A presença de cloroplastos em dinoflagelados, e de uma organela derivada, denominada apicoplasto, em Apicomplexa, sugere que houve pelo menos um evento de endossimbiose envolvendo o último ancestral em comum dos dois grupos.[5] Esta hipótese é cogitada, uma vez que, dentro de Alveolata, Apicomplexa e Dinoflagellata são as duas maiores linhagens-irmãs. Juntamente com Chromerida e Perkinsozoa, o clado é conhecido como Myzozoa.[6] Nessas linhagens, a endossimbiose é secundária, com o simbionte sendo uma alga vermelha.[5] A perda do nucleomorfo no plastídeo em representantes desses grupos é explicada pela transferência de genes do nucleomorfo para o núcleo do hospedeiro.[5] Não há vestígio de plastídeos no genoma de representantes do grupo Ciliata.[5]

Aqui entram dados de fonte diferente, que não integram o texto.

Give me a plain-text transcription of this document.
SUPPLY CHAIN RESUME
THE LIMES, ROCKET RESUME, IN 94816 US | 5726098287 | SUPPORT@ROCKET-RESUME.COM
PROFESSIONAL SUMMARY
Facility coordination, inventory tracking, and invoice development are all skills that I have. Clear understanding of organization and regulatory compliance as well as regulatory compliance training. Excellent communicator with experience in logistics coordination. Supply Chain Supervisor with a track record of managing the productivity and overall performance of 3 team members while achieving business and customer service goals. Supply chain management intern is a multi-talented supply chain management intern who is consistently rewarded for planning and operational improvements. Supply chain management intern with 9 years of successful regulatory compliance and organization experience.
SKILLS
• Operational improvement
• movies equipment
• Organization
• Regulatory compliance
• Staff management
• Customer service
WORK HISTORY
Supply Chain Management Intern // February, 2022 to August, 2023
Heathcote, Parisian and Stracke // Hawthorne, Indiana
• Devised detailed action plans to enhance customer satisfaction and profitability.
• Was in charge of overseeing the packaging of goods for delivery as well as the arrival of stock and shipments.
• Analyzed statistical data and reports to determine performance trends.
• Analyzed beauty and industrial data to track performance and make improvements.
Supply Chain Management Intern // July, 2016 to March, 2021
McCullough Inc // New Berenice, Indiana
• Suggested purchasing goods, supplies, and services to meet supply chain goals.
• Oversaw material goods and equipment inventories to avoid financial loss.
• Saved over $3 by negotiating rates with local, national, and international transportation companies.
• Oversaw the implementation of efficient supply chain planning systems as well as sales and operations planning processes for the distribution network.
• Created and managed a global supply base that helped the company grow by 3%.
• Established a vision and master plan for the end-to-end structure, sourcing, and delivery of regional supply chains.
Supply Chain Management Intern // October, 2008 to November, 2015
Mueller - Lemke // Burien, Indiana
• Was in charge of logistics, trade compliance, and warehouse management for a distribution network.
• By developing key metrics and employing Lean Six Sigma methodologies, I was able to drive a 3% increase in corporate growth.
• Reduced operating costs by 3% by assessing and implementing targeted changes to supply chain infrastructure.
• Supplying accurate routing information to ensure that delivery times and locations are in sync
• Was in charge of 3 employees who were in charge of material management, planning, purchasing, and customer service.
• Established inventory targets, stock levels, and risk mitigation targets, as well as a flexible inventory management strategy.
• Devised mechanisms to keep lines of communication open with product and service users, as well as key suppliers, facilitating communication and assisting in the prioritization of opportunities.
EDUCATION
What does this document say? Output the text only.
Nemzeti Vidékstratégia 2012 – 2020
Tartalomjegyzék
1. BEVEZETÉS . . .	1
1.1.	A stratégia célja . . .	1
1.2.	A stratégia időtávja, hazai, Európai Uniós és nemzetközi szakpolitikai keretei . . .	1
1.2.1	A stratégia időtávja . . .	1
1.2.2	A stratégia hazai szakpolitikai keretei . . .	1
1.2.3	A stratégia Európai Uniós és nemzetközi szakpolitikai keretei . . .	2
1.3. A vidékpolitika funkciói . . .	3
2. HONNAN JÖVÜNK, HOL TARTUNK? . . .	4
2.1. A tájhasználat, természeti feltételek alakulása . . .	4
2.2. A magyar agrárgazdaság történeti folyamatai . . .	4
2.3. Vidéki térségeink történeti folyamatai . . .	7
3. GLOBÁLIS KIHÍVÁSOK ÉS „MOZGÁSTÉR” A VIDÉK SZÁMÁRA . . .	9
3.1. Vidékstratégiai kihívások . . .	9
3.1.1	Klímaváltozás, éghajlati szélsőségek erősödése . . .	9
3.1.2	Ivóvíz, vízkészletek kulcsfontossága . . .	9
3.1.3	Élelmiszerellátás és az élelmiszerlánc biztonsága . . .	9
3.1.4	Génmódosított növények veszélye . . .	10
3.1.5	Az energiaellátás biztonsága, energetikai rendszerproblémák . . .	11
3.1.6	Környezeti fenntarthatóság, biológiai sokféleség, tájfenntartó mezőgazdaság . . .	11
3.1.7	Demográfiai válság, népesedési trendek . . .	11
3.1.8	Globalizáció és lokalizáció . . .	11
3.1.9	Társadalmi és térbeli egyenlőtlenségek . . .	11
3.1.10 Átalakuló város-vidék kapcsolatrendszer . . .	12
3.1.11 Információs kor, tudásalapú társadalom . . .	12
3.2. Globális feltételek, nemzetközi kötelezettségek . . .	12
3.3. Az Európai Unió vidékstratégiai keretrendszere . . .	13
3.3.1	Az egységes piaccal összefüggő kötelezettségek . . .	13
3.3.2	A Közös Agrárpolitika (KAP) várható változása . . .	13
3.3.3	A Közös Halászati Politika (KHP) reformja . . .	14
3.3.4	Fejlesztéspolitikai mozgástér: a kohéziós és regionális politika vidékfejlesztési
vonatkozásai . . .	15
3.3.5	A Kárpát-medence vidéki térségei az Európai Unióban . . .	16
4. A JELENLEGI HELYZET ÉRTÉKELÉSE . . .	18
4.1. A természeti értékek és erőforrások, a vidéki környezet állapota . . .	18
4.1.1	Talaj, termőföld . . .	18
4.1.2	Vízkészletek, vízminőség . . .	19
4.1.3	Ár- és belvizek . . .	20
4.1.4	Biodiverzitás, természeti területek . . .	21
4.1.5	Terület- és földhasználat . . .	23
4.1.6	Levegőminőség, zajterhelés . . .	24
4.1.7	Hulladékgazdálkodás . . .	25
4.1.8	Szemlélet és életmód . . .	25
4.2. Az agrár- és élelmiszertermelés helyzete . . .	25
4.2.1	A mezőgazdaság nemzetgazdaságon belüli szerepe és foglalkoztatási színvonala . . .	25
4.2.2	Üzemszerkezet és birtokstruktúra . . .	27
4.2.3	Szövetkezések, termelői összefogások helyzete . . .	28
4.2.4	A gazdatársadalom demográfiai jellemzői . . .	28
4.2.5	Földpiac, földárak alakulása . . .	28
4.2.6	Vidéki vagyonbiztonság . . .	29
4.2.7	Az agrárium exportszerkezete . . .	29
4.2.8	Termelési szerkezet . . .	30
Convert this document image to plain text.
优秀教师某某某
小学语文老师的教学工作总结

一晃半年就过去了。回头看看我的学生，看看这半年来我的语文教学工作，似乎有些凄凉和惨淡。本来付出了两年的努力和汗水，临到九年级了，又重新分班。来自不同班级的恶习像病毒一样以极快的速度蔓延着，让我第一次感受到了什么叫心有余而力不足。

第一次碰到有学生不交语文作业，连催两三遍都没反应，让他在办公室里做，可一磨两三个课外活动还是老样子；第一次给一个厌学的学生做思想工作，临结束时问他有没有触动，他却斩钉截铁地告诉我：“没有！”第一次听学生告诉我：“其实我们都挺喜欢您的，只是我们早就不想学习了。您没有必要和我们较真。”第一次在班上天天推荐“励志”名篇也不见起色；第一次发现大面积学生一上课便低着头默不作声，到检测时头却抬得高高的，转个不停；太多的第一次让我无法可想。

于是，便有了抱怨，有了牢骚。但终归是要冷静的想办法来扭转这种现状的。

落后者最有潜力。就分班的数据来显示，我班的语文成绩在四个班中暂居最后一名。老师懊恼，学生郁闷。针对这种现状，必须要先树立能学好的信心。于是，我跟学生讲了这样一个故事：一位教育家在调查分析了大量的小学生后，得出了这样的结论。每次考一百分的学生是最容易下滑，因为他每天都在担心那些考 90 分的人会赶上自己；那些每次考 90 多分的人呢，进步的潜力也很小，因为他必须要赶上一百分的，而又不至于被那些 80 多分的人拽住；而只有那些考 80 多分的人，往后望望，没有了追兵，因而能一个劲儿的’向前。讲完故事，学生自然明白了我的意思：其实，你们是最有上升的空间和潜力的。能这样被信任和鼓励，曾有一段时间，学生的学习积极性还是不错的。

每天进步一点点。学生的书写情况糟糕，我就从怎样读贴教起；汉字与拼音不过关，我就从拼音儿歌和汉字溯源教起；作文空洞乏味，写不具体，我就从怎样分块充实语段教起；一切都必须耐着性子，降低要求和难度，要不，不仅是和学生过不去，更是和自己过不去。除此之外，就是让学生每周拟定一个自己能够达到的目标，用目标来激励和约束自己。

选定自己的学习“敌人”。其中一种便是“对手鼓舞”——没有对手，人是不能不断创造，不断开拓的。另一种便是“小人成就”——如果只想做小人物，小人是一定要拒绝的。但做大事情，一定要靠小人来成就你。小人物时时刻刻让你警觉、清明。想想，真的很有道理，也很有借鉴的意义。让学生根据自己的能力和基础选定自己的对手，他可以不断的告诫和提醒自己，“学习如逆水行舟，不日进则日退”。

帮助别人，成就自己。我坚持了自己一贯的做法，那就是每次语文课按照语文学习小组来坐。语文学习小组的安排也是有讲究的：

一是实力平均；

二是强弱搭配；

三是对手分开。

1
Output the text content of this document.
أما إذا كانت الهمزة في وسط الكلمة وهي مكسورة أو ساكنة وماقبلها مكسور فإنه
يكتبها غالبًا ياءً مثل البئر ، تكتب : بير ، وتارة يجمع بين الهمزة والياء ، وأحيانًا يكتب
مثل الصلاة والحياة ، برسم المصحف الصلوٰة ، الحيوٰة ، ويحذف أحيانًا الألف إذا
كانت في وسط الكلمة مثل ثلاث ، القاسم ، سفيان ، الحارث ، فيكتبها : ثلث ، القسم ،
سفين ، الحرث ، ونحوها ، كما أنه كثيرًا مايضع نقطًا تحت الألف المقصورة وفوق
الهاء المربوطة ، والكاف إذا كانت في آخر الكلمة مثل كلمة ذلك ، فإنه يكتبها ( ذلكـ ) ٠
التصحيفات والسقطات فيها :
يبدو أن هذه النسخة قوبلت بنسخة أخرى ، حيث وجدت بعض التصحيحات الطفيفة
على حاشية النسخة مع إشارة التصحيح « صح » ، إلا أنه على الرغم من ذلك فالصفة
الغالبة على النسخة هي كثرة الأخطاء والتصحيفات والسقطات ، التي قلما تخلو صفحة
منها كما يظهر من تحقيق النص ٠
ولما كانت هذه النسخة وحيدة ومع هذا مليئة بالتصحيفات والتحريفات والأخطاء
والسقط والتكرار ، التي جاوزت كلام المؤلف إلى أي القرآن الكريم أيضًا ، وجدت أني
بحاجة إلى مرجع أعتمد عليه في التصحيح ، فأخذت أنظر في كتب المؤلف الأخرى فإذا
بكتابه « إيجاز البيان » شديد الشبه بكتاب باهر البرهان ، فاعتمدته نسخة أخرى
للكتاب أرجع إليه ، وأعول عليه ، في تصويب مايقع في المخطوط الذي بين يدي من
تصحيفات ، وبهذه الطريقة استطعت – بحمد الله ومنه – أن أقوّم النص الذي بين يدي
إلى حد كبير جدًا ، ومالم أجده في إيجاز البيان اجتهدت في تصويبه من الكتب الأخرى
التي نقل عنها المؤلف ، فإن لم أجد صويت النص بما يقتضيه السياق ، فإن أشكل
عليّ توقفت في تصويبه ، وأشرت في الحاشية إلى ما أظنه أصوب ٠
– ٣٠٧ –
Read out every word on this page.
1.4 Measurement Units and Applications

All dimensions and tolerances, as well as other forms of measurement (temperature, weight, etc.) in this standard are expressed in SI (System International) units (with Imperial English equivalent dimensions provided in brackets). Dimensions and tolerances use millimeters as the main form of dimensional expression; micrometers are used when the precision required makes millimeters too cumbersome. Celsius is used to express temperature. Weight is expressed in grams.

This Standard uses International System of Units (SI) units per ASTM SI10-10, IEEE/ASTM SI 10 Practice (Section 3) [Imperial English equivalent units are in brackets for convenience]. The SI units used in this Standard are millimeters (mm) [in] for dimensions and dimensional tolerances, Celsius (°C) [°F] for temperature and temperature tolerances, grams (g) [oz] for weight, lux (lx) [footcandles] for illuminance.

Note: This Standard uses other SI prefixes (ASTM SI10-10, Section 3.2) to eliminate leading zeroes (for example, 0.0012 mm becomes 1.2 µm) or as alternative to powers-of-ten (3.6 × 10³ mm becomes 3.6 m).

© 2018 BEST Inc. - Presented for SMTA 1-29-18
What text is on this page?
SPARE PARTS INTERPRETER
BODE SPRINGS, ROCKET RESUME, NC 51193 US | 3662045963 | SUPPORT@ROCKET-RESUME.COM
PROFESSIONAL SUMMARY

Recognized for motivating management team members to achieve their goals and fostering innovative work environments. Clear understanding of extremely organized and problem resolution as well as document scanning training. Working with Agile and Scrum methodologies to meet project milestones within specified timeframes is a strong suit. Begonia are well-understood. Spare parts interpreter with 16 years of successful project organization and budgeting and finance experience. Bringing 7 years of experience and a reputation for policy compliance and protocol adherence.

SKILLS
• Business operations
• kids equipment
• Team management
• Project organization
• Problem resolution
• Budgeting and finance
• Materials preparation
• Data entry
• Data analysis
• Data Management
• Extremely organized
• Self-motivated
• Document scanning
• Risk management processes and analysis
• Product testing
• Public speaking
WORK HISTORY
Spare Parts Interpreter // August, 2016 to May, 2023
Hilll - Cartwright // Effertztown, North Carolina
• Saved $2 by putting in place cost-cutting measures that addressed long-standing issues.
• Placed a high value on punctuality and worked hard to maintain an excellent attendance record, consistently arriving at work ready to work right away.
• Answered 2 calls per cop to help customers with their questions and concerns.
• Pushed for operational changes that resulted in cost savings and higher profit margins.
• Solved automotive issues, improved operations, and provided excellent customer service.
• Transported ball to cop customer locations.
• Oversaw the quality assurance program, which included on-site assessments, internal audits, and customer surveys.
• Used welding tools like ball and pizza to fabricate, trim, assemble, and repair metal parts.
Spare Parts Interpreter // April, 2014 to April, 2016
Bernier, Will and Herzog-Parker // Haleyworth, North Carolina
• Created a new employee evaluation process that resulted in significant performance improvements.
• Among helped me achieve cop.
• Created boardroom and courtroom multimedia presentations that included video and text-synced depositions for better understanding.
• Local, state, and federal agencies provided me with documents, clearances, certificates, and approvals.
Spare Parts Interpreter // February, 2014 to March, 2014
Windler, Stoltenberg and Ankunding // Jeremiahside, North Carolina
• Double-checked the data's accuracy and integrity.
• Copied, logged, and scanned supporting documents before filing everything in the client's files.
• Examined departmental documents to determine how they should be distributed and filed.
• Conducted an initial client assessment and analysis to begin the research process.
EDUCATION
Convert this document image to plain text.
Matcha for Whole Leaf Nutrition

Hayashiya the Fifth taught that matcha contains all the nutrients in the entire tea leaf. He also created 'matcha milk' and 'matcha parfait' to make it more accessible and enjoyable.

Dinoflagelados possuem uma história complexa de endossimbioses sequenciais. Há evidências de que a endossimbiose secundária com uma alga vermelha é plesiomórfica para o grupo.[5] Isso porque, para a maior parte do grupo, o plastídeo, quando presente, possui três membranas e não possui nucleomorfo. Contudo, em algumas linhagens, parece ter havido a troca do plastídeo ancestral por um outro. Um exemplo é o do gênero Lepidodinium, citado anteriormente. Mas há outros casos notáveis. Em particular, aqueles que caracterizam a endossimbiose terciária dentro da linhagem. Nesses cenários, não há nem endossimbiose com uma cianobactéria, nem com um arqueplastida fotossintetizante, mas com algum outro eucarioto com cloroplasto secundário. Em dinoflagelados, há registros de endossimbiontes terciários de linhagens como diatomáceas, haptofíceas (Haptistia) e criptomônadas (Cryptistia).[5] Em todos esses casos, o núcleo do eucarionte fagocitado está presente, e pode ser bastante grande. Em geral, essas linhagens não retém o plastídeo ancestral mizozoário.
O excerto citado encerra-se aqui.